Nevertheless, it is impossible to ignore the obvious class assault that is the imposition of austerity. Vital services are disappearing. Take for instance the recent decision by the state to throw more than a hundred thousand poor and working class people off the state's health care plan.  Beyond that, people making more than $920 a month have been disqualified from eligibility, at the same time that the state weekly unemployment benefit pays out about 210 dollars a week. Given that payments in Arizona top out at $240 a week, that average means substantial numbers of unemployed people who once could count on health care while out of work no longer have it.
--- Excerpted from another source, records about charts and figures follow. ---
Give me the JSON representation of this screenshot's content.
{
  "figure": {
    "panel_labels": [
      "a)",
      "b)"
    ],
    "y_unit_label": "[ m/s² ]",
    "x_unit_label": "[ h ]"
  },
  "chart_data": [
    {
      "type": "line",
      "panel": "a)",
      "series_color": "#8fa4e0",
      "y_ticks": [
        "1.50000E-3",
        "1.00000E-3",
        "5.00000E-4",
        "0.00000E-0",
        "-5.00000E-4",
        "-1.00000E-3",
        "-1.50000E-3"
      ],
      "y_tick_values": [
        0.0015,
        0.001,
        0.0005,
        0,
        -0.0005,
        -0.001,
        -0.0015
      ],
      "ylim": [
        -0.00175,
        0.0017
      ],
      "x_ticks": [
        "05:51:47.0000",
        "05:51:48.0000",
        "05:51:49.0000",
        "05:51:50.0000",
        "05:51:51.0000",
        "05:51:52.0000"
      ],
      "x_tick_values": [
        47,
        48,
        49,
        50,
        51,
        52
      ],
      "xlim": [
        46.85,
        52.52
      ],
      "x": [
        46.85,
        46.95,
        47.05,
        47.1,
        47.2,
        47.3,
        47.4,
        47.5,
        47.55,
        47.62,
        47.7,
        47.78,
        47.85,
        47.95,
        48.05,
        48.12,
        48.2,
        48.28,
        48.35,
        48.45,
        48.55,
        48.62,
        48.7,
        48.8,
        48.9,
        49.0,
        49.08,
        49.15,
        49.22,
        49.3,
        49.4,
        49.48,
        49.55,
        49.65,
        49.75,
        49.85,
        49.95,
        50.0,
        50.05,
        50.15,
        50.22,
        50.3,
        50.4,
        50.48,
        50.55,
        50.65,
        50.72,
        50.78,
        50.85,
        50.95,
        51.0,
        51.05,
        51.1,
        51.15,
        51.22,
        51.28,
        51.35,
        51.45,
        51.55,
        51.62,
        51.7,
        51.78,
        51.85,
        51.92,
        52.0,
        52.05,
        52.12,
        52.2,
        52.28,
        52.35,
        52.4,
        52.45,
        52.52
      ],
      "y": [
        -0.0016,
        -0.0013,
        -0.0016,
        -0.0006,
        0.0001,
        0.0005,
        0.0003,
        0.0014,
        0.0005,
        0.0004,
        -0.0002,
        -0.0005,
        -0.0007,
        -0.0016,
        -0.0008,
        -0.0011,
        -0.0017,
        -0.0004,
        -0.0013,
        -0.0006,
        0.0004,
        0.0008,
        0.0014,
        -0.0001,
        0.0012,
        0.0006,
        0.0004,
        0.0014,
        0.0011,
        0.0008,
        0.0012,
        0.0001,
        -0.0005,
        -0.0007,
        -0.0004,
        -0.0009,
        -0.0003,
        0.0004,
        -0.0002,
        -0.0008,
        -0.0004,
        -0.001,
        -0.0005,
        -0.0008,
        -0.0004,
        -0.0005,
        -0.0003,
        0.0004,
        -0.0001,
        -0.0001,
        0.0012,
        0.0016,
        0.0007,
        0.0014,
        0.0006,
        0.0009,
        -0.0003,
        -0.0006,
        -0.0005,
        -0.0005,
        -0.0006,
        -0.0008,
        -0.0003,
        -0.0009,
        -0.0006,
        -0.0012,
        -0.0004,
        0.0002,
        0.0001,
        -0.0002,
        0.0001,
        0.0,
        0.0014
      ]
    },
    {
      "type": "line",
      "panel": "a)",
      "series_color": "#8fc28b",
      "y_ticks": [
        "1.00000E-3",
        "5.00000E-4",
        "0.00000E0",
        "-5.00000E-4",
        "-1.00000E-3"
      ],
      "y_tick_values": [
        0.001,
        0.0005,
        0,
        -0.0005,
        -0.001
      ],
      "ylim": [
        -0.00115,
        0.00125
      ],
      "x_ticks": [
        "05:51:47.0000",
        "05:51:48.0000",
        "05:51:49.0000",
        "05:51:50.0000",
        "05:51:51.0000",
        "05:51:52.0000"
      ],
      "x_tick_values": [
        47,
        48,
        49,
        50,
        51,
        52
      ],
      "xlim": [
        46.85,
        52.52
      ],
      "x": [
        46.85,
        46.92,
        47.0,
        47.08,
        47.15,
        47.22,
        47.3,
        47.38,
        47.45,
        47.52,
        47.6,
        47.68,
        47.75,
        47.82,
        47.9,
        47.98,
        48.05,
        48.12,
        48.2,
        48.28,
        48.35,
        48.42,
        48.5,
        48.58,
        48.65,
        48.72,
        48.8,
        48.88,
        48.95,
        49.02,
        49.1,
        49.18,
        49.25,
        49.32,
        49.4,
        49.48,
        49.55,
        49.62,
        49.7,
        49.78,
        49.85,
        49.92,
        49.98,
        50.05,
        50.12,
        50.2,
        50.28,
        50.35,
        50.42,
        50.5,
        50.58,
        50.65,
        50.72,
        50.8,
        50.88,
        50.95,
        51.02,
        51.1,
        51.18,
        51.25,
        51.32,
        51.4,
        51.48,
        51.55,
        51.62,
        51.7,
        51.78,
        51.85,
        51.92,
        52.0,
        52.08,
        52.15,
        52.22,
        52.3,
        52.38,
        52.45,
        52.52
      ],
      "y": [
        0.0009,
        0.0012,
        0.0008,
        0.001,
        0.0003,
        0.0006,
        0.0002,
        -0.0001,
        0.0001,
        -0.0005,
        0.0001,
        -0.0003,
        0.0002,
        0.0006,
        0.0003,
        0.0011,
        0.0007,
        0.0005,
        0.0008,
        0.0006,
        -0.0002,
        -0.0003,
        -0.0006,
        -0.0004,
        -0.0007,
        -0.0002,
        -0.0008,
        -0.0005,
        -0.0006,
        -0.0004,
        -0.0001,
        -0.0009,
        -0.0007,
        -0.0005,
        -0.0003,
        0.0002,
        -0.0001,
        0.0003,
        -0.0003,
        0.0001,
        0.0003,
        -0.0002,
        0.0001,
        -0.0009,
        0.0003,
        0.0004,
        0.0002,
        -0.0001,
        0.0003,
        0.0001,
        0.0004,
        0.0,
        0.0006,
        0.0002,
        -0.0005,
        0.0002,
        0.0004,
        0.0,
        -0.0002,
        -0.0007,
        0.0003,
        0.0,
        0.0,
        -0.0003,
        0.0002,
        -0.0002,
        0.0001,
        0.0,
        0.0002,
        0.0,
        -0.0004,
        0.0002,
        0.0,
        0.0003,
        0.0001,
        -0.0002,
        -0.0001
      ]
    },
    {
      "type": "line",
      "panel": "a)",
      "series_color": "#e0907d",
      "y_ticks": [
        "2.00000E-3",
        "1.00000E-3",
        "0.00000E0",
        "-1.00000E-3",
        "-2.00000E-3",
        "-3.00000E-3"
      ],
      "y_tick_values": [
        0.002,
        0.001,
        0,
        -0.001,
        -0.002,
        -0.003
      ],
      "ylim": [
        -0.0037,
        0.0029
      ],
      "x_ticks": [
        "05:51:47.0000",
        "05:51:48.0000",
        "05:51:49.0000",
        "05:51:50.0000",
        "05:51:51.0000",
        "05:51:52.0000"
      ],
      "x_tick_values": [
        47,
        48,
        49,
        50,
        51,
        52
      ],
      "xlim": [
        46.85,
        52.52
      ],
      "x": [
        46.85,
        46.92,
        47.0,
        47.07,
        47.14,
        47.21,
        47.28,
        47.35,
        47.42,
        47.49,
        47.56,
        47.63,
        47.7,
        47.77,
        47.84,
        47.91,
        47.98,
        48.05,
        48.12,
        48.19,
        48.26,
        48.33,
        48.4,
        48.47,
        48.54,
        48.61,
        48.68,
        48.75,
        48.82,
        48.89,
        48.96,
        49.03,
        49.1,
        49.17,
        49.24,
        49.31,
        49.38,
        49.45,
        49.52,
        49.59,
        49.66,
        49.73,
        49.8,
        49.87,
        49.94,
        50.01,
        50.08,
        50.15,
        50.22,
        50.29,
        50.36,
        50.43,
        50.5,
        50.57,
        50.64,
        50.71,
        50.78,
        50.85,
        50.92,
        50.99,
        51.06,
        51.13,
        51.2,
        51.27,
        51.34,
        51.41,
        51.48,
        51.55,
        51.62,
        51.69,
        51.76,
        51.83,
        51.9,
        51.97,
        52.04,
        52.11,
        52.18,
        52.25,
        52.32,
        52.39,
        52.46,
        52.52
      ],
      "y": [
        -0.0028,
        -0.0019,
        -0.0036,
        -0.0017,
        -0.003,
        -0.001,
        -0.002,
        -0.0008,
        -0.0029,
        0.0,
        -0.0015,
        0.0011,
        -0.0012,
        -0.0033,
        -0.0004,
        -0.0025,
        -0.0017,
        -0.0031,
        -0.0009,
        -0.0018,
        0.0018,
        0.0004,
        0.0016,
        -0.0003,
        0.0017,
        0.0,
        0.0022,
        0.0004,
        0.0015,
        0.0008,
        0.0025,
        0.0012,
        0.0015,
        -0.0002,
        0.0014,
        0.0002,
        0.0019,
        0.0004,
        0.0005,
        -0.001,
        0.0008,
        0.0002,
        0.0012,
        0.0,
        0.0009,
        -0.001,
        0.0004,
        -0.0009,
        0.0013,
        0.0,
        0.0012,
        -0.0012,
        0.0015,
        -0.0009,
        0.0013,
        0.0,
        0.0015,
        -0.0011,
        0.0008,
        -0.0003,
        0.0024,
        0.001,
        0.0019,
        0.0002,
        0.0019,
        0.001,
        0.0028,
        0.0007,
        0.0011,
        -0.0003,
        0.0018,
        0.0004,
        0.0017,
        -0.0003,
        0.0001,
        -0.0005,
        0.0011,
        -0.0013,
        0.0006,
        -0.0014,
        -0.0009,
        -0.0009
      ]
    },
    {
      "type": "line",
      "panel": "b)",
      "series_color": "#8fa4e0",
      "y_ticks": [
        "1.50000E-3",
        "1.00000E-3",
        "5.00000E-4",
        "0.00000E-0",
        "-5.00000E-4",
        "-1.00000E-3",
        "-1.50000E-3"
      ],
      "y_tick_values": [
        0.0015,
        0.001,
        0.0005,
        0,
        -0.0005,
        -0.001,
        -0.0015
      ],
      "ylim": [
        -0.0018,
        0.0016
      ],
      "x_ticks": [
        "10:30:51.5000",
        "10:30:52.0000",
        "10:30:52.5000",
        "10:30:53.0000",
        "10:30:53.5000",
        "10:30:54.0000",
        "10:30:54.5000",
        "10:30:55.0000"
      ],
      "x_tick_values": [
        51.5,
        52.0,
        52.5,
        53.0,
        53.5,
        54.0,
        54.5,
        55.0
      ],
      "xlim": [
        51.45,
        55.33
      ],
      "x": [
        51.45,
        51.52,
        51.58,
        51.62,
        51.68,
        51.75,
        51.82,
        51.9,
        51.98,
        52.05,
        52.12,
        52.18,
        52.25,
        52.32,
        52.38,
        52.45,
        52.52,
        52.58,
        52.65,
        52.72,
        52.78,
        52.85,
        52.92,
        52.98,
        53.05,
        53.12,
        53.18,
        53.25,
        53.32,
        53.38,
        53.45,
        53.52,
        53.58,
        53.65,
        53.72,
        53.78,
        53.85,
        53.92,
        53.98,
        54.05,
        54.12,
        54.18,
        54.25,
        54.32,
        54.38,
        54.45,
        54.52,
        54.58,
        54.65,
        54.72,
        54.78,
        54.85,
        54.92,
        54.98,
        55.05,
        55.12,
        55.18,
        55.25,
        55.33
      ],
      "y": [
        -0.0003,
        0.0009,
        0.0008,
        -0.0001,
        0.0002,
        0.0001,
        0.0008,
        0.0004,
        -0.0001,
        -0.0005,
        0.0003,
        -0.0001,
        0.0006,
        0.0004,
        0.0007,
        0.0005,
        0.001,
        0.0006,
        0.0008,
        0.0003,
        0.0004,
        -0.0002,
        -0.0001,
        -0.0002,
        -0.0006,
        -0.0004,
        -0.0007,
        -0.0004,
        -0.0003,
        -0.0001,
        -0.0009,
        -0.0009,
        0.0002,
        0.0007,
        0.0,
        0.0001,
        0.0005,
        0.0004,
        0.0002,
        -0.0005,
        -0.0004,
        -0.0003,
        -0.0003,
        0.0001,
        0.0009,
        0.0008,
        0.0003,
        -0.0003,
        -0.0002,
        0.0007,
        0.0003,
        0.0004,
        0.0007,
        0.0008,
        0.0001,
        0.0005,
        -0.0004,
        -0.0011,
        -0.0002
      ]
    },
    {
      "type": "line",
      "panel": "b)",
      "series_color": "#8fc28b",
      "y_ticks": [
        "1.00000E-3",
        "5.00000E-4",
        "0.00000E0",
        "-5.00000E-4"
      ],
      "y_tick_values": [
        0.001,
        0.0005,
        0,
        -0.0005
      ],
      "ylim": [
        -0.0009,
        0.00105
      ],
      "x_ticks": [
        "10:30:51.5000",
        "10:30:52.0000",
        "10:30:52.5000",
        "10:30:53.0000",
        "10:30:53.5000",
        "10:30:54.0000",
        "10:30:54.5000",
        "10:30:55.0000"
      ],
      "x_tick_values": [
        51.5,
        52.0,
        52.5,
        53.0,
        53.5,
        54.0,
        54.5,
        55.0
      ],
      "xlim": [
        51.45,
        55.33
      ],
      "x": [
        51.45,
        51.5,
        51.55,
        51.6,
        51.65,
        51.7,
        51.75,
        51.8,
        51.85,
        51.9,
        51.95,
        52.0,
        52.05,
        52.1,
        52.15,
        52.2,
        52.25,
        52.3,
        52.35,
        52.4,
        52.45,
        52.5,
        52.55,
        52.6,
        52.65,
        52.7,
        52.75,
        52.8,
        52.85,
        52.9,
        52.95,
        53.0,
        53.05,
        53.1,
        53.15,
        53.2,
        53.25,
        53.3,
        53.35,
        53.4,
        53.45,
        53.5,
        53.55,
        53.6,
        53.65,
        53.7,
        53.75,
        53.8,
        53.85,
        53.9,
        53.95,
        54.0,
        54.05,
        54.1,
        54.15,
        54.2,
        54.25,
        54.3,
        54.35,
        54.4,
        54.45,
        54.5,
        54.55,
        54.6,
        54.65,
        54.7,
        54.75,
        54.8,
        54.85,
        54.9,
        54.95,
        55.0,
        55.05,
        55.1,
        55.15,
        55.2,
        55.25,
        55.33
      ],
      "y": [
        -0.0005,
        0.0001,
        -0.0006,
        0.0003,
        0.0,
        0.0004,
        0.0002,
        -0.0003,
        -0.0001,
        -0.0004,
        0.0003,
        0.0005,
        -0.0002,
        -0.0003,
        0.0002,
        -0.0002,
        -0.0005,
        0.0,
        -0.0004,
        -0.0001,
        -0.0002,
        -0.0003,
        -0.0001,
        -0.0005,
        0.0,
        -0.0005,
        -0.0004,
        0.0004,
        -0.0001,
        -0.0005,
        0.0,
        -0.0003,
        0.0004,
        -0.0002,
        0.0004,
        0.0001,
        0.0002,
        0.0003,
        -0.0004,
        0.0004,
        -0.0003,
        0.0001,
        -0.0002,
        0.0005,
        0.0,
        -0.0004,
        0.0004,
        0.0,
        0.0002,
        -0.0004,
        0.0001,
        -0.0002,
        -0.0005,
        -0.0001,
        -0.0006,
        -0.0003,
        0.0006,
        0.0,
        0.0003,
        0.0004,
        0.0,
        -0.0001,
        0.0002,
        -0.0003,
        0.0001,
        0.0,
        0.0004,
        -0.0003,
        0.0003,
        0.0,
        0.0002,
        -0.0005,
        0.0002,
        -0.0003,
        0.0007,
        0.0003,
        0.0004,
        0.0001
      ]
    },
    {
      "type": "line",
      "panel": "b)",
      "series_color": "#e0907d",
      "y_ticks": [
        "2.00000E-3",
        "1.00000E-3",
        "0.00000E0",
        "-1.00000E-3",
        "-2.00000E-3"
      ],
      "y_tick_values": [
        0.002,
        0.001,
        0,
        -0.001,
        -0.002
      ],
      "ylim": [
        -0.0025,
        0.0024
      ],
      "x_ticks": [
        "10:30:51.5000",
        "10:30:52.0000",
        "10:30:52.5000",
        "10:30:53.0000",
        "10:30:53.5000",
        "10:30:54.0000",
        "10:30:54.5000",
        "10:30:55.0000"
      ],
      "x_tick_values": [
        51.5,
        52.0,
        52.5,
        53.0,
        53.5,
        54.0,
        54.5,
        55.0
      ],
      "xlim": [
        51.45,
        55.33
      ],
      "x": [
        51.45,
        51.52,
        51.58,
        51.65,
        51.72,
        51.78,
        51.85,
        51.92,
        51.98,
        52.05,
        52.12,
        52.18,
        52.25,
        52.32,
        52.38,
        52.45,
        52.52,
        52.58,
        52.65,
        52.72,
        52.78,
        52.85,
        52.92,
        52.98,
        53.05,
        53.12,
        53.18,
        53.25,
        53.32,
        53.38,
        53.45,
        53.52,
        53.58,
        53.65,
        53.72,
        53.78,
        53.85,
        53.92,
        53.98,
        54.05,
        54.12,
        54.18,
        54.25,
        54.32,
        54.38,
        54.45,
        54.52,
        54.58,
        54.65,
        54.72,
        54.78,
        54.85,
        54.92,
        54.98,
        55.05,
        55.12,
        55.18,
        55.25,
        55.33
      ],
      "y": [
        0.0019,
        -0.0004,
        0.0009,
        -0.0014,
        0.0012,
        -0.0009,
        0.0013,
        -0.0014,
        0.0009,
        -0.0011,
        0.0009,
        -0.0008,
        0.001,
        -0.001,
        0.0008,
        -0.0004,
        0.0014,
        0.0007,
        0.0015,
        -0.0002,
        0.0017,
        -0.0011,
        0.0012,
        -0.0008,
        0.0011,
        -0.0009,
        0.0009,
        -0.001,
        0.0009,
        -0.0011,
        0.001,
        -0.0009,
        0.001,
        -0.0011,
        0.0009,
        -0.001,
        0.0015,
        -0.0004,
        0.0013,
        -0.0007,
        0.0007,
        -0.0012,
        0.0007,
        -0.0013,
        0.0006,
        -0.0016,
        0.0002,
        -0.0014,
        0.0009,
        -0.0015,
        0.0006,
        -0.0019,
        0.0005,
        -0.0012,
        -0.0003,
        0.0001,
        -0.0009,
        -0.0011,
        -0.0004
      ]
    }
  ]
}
In addition, the state currently runs a budget surplus, largely made on the backs of the foreclosure crisis, as formerly working class folks ejected from their homes have lost the mortgage deduction, boosting income tax revenues. And never mind that the arguments for austerity coming from the political and business class were built on dire -- even catastrophic -- budget projections. Meanwhile, the state passed a corporate sales tax cut, further shifting the tax burden onto the poor and working class with a whopping $1.5 billion dollar giveaway to the rich over the next seven years.

At the same time, the legislature continues to contemplate a flat tax, which would cut taxes on the rich even more, with a resulting rise in tax payments at the bottom. And, if it couldn't get any worse, this summer the state rejected Federal money for unemployment extensions, potentially stranding thousands of unemployed Arizonans when their state benefits run out. With an unemployment rate of 9.6%, and an average length of unemployment steadily creeping up towards a year, that's guaranteed to leave some very marginalized people hanging.

As usual, we don't find these conditions depressing, we find them interesting and worthy of intervening in and experimenting with. Potential exists for some interesting organizing and possibly for a breech in normal politics. So, look for copies of the new broadsheet soon. Once more into the breach we go!